The pressure is on: Relieving patient pressure injuries
Updated: Feb 10
In May of this year, a news story made the rounds about a 77-year old in an Ontario hospital, dying, not of a head injury or terminal illness – but from a bedsore. The infection from the bedsore had burrowed into the man’s bones and into his blood, making recovery unlikely.
The “beyond staging” wound was only discovered when the patient was being moved between facilities for surgery. His daughters made the story public in a bid to raise awareness of the issue they call a “silent killer.”
What exactly is a bedsore? An entirely preventable, localized pressure injury caused as a result of intense and/or prolonged pressure and/or prolonged pressure in combination with shear.
Dr. Morty Eisenberg, president of Wounds Canada, says the most recent data available suggests 26 percent of patients in hospitals and long-term care facilities develop pressure wounds, which, when severe, can be deadly.
This means better than one in four patients in Canada had a pressure injury in 2016. There’s little reason to believe the numbers have shifted much in the last few years, as pressure injuries continue to be a problem: The most recent data available from Ontario’s ministry of Health is from 2016, when more than 10,000 cases of pressure wounds were reported by hospitals across Ontario, and 24,500 cases were reported in long-term care facilities that same year.

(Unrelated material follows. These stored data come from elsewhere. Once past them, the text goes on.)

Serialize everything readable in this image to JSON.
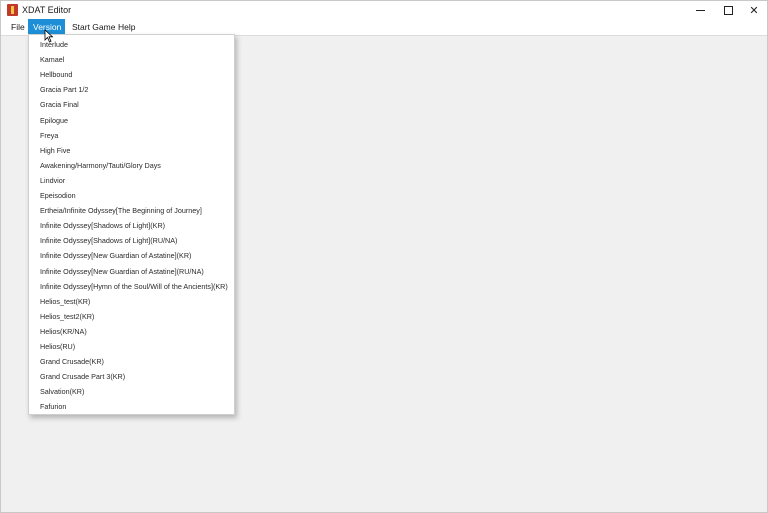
{
  "window": {
    "title": "XDAT Editor",
    "controls": {
      "minimize_icon": "minimize-icon",
      "maximize_icon": "maximize-icon",
      "close_label": "✕"
    }
  },
  "menubar": {
    "items": [
      {
        "label": "File"
      },
      {
        "label": "Version"
      },
      {
        "label": "Start Game"
      },
      {
        "label": "Help"
      }
    ],
    "active_color": "#1e8fd6"
  },
  "version_menu": {
    "items": [
      "Interlude",
      "Kamael",
      "Hellbound",
      "Gracia Part 1/2",
      "Gracia Final",
      "Epilogue",
      "Freya",
      "High Five",
      "Awakening/Harmony/Tauti/Glory Days",
      "Lindvior",
      "Epeisodion",
      "Ertheia/Infinite Odyssey[The Beginning of Journey]",
      "Infinite Odyssey[Shadows of Light](KR)",
      "Infinite Odyssey[Shadows of Light](RU/NA)",
      "Infinite Odyssey[New Guardian of Astatine](KR)",
      "Infinite Odyssey[New Guardian of Astatine](RU/NA)",
      "Infinite Odyssey[Hymn of the Soul/Will of the Ancients](KR)",
      "Helios_test(KR)",
      "Helios_test2(KR)",
      "Helios(KR/NA)",
      "Helios(RU)",
      "Grand Crusade(KR)",
      "Grand Crusade Part 3(KR)",
      "Salvation(KR)",
      "Fafurion"
    ]
  }
}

You think, “there must be a better way.” And there is.
XSENSOR is a world leader in interface pressure measurement technology. For more than 20 years they’ve built pressure imaging systems with outstanding accuracy and quality for nurses and therapists around the world.
Clinicians have long-used pressure imaging to reduce the risk of tissue injury for wheelchair users; directly addressing the problem for limited-mobility patients, today’s superior pressure imaging technology means accurate data is now possible for extended periods of time to monitor patients in hospital beds and operating rooms as well.
The result is information that can be used to improve post-surgical care of body areas subjected to extended pressure exposure. Hospital bed sensors provide accurate, high resolution pressure measurements allowing clinicians to observe and measure pressure over an extended period of time to ensure persistent pressures are relieved. Potentially life-threatening pressure sores can be detected early and mitigated, in particular on the head and neck, sacrum, chest and heels.
While it’s perhaps unsurprising that long term hospital bed stays put patients at risk of pressure injuries, what may be unexpected are studies showing that 23% of all hospital associated pressure ulcers (HAPU’s) actually begin in the operating room.
Indeed, pressure wounds are a common occurrence in prolonged surgical procedures. In fact, there is a direct relationship between the length of a surgery and the increase in HAPU’s. Risk begins after 2.5 hours in the OR, increasing exponentially after 4 hours. One study quantified the risk of pressure injuries increased by 33% for every 30 minutes after the first 4 hours of surgery.
Awareness of the location and magnitude of peak pressures means clinicians can run interference on the development of pressure injuries well in advance of them occurring. Implementing accurate, tissue pressure sensing pads into surgical surfaces as XSENSOR has, means real-time data to inform improved pre-surgery positioning, to adjust patients if/when the opportunity allows during surgery and to identify risk areas for follow up post surgery as well.
Bedsores are entirely preventable. With the help of pressuring imaging technology, clinicians can dramatically decrease their incidence, offer vastly improved client care, and make this “silent killer” a thing of the past.